The hacker, Park Jin Hyok, was also instrumental in the digital theft of $81 billion from Bangladesh Bank in 2016, according to the charging documents.

The charges, which come more than three years after the Obama White House officially attributed the Sony hack to the North Korean regime, describe Park as part of a North Korean hacking group called the Lazarus Group but doesn’t name any other members.

Officials linked Park to the North Korean regime but did not name any government officials who directed him.

According to the complaint, Park worked for a government-linked company called the Korea Expo Joint Venture, or KEJV. The Treasury Department imposed sanctions on Park and KJEV in connection with the complaint.

The Trump administration previously released a criminal charge and sanctions double punch in March against Iranian hackers targeting U.S. universities. The Treasury Department sanctioned the Russian hackers who targeted the Democratic National Committee in March after Special Counsel Robert Mueller filed indictments.

The Justice Department has not contacted the North Korean government about turning Park over, an official said.

The 179-page complaint against Park was originally filed June 8, but unsealed Thursday. Justice declined to say whether the release was delayed because of President Donald Trump’s Singapore summit with North Korean leader Kim Jong Un later in June or efforts since then toward a nuclear détente between the two nations.

The Obama White House previously imposed broad sanctions against North Korea over the Sony hack in 2015. That marked the first time the U.S. government sanctioned a foreign nation for cyber meddling.

That attack, which leaked reams of Sony emails and unreleased films, came as the movie studio was preparing to release “The Interview,” a comedy that played the killing of Kim Jong Un for laughs.

Despite Thursday’s criminal charges, it’s highly unlikely Park will ever be arrested or face a trail in the U.S. While the U.S. has successfully extradited numerous criminal hackers from Russia and elsewhere, none of the government-linked hackers the U.S. has indicted from China, Russia, Iran and elsewhere has ever reached a U.S. courtroom.

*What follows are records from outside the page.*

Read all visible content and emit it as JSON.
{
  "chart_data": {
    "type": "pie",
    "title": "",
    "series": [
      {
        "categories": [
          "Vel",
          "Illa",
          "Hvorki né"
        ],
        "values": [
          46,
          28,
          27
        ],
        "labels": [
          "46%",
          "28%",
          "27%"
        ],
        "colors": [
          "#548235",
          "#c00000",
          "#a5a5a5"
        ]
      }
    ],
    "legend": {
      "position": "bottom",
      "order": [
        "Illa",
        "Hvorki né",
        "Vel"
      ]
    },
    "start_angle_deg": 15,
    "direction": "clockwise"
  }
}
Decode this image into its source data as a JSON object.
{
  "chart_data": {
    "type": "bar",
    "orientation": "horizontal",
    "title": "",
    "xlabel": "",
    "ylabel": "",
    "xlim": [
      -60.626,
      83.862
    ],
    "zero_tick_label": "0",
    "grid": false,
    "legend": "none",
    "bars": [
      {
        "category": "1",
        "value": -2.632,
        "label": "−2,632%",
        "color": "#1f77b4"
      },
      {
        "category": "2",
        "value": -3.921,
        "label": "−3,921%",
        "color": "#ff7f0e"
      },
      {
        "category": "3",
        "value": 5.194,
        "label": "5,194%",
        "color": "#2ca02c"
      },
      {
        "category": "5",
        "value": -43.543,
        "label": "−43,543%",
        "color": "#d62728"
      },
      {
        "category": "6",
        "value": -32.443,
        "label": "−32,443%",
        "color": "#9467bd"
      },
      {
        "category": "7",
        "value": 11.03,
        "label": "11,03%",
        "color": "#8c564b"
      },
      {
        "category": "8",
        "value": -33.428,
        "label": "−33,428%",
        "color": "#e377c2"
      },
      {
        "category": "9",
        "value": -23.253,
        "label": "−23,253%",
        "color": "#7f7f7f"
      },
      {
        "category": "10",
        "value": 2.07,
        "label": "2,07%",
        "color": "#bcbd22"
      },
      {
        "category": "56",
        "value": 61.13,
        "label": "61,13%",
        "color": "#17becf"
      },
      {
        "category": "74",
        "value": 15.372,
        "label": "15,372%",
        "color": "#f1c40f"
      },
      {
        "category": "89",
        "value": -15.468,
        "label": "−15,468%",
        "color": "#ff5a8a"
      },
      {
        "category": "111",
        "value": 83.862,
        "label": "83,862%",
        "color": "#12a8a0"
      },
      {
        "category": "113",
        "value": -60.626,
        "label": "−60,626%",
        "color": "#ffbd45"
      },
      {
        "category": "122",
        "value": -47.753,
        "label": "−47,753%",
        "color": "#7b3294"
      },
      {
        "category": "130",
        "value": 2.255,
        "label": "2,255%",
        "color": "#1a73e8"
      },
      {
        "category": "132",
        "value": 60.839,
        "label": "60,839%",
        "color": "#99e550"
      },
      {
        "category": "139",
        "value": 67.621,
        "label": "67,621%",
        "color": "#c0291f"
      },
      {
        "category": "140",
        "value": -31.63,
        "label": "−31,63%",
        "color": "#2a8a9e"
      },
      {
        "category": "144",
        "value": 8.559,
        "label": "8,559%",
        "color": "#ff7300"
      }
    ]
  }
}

Both the Trump and Obama administrations have struggled to demonstrate that the U.S. will punch back in a meaningful way to adversary cyber strikes while also evading the negative second and third order consequences that some of the harshest responses might draw, such as imposing serious sanctions on a major U.S. trading partner.

Officials regularly intimate that the U.S. is covertly responding to some cyber strikes.

Many cyber experts and former officials warn against the U.S. taking too many escalatory actions in cyberspace, though, because, as the world’s most digitally-connected and dependent nation, the U.S. is also the most vulnerable to large scale cyberattacks.

During a panel discussion at the Billington Cybersecurity Conference in Washington Thursday, Federal Chief Information Security Officer Grant Schneider pointed to the North Korea complaint as a model for how allied nations can work together in cyberspace.

Homeland Security cyber official Jeanette Manfra declined to discuss the complaint specifically, but said that it’s “important to hold people accountable for their actions and use the tools that the government has available.”